Que a ideologia seja uma fonte de ilusões é uma visão ainda mais recente. Se for verdade o que diz Althusser, a ideologia exprime sempre a maneira pela qual a dependência da consciência relativamente às condições objetivas ou materiais que a determinam – e que a razão científica apreende em sua objetividade – é vivida por essa consciência. É preciso logo se perguntar se isso não nos ensina, ao mesmo tempo, certa excentricidade da consciência em relação à ordem controlada pela ciência – e a qual, sem dúvida, a ciência pertence – como uma luxação do sujeito, um espasmo, um “jogo” entre ele e o ser.
Se a ilusão é a modalidade desse jogo, nem por isso torna ilusório esse jogo, ou diferença, ou exílio ou “falta de pátria” ontológica da consciência. A diferença seria o simples efeito do inacabamento da ciência que, ao completar-se, roeria até à corda o sujeito, cuja vocação suprema estaria somente a serviço da verdade e que, tendo a ciência atingido seu fim, perderia sua razão de ser?

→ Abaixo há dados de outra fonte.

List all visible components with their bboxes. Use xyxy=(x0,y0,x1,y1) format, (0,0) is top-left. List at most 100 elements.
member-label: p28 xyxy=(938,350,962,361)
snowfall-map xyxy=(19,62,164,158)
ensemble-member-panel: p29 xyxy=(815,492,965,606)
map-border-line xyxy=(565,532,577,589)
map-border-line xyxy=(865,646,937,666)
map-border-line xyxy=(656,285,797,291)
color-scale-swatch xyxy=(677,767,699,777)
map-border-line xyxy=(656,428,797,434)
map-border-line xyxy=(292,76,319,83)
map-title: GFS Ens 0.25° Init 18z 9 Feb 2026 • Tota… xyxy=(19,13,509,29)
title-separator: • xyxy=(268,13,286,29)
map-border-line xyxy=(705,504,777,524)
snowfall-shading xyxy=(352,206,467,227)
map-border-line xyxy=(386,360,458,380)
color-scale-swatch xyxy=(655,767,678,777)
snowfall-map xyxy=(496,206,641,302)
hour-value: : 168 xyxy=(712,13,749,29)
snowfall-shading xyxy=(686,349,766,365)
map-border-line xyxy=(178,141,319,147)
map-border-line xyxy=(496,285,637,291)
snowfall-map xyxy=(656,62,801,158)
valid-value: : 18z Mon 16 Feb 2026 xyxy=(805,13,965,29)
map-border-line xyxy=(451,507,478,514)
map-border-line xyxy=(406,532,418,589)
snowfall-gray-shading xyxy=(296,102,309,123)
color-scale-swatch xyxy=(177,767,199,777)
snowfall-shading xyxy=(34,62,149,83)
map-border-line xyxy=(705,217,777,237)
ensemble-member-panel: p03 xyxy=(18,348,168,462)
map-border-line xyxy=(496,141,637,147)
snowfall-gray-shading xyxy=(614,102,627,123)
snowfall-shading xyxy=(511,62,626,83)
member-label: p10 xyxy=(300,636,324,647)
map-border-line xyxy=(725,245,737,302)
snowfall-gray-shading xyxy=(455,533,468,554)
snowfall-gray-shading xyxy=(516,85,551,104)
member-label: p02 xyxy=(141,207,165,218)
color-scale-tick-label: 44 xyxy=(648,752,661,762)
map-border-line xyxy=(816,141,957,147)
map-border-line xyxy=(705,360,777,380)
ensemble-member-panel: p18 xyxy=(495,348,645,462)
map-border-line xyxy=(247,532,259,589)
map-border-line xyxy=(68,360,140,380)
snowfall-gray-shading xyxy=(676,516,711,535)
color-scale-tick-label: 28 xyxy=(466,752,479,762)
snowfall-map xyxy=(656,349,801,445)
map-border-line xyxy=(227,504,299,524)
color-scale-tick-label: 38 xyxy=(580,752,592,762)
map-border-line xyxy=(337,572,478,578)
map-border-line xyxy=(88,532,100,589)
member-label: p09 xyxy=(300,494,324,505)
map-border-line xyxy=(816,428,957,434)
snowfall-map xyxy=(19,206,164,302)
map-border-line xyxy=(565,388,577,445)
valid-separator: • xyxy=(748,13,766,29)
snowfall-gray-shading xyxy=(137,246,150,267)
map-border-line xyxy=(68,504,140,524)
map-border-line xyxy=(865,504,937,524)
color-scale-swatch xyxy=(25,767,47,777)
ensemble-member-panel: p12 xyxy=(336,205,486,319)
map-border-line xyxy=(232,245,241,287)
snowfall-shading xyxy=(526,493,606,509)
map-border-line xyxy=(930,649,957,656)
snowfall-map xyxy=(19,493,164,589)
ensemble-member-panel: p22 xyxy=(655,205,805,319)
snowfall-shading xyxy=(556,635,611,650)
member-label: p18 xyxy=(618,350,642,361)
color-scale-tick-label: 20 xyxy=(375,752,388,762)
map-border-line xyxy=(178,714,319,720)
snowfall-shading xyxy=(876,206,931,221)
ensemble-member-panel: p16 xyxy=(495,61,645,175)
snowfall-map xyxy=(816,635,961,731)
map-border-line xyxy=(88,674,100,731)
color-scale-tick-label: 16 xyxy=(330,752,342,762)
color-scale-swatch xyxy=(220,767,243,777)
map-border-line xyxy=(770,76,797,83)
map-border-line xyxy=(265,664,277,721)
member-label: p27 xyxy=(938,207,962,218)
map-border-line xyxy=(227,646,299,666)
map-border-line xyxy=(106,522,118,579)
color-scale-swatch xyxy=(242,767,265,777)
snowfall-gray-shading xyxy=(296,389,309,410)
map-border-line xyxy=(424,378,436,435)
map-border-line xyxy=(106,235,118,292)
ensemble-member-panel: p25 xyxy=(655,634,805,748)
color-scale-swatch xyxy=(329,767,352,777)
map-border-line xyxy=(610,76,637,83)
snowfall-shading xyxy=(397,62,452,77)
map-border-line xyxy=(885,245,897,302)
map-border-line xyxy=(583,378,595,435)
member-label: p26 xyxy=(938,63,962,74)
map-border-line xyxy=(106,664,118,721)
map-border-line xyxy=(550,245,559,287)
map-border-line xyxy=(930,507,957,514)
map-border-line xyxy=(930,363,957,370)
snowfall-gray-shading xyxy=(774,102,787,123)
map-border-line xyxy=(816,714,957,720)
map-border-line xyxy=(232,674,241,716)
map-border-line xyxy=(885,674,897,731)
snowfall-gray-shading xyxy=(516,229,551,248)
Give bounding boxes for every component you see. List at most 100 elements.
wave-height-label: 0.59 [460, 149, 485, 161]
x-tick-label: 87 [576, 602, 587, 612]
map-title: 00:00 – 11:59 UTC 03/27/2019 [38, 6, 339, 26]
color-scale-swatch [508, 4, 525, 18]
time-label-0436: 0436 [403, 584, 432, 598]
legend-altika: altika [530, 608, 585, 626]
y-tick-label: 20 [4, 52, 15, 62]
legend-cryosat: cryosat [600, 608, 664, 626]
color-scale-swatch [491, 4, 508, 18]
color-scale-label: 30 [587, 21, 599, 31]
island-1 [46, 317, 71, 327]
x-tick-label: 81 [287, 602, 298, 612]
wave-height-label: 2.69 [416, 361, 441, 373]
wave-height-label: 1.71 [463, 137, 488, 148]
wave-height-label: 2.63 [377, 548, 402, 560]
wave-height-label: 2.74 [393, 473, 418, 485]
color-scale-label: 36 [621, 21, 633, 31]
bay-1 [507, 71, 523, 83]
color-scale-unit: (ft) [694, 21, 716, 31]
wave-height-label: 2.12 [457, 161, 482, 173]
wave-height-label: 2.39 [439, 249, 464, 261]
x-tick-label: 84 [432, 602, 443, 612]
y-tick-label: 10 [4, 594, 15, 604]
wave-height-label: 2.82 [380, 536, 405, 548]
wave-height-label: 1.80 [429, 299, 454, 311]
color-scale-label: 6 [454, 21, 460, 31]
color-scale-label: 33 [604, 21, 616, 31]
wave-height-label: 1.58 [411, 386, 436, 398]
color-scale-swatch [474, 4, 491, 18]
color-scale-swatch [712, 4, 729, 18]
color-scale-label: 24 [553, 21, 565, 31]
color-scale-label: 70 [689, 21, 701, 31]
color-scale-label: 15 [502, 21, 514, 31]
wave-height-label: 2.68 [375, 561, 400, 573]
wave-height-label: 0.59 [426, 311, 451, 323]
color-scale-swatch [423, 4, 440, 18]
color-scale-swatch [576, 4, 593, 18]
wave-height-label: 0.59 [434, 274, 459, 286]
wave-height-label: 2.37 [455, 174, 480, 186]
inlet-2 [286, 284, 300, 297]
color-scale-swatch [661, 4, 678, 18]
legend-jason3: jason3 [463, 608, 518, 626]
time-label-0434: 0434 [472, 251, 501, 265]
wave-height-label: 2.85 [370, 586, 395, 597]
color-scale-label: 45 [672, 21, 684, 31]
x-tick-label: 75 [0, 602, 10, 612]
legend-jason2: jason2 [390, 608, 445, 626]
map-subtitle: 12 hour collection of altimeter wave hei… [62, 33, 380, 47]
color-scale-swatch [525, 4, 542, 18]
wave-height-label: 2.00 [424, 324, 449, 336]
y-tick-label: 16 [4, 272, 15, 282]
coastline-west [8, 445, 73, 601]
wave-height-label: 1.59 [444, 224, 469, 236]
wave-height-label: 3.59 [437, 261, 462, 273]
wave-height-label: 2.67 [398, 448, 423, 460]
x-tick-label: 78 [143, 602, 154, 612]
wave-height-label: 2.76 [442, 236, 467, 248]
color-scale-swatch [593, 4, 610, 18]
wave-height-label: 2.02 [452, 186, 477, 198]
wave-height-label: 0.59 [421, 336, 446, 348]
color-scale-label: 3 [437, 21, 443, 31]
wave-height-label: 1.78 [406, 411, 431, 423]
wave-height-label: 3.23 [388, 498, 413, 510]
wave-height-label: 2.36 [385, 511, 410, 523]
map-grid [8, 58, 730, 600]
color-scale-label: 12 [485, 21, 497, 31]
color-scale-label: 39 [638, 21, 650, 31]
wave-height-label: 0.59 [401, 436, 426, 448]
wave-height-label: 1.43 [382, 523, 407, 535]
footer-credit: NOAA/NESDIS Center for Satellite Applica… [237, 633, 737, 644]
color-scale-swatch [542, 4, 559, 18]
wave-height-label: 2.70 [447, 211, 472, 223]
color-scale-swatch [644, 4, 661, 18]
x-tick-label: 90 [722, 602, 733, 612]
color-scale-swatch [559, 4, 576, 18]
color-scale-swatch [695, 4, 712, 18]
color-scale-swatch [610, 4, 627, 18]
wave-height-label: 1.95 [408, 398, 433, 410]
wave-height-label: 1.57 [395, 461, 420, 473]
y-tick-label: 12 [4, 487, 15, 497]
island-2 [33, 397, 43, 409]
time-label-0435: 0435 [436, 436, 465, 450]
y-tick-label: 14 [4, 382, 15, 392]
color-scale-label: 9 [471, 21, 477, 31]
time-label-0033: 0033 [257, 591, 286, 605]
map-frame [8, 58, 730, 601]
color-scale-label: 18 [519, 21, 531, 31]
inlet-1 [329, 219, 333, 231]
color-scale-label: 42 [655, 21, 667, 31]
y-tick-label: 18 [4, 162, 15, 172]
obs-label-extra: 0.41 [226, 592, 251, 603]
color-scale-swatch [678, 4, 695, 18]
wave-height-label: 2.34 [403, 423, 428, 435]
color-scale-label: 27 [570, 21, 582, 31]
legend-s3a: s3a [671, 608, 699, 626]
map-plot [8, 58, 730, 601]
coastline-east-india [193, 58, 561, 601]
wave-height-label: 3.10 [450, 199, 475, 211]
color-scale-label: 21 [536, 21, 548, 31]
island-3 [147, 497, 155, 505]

Contudo, a ciência não terá impedido que essa ideologia, agora inofensiva, continue a assegurar a permanência de uma vida subjetiva que vive de suas ilusões desmistificadas. Vida em que, sob o nariz da ciência, se comete loucuras, se come e se distrai, se tem ambições e gostos estéticos, se chora e se indigna, em que se esquece a certeza da morte e toda a física, a psicologia e a sociologia que, por trás da vida, comandam esta vida. A diferença entre o sujeito e a realidade, atestada pela ideologia, derivaria, assim, ou de uma realização sempre adiada ou do esquecimento sempre possível da ciência.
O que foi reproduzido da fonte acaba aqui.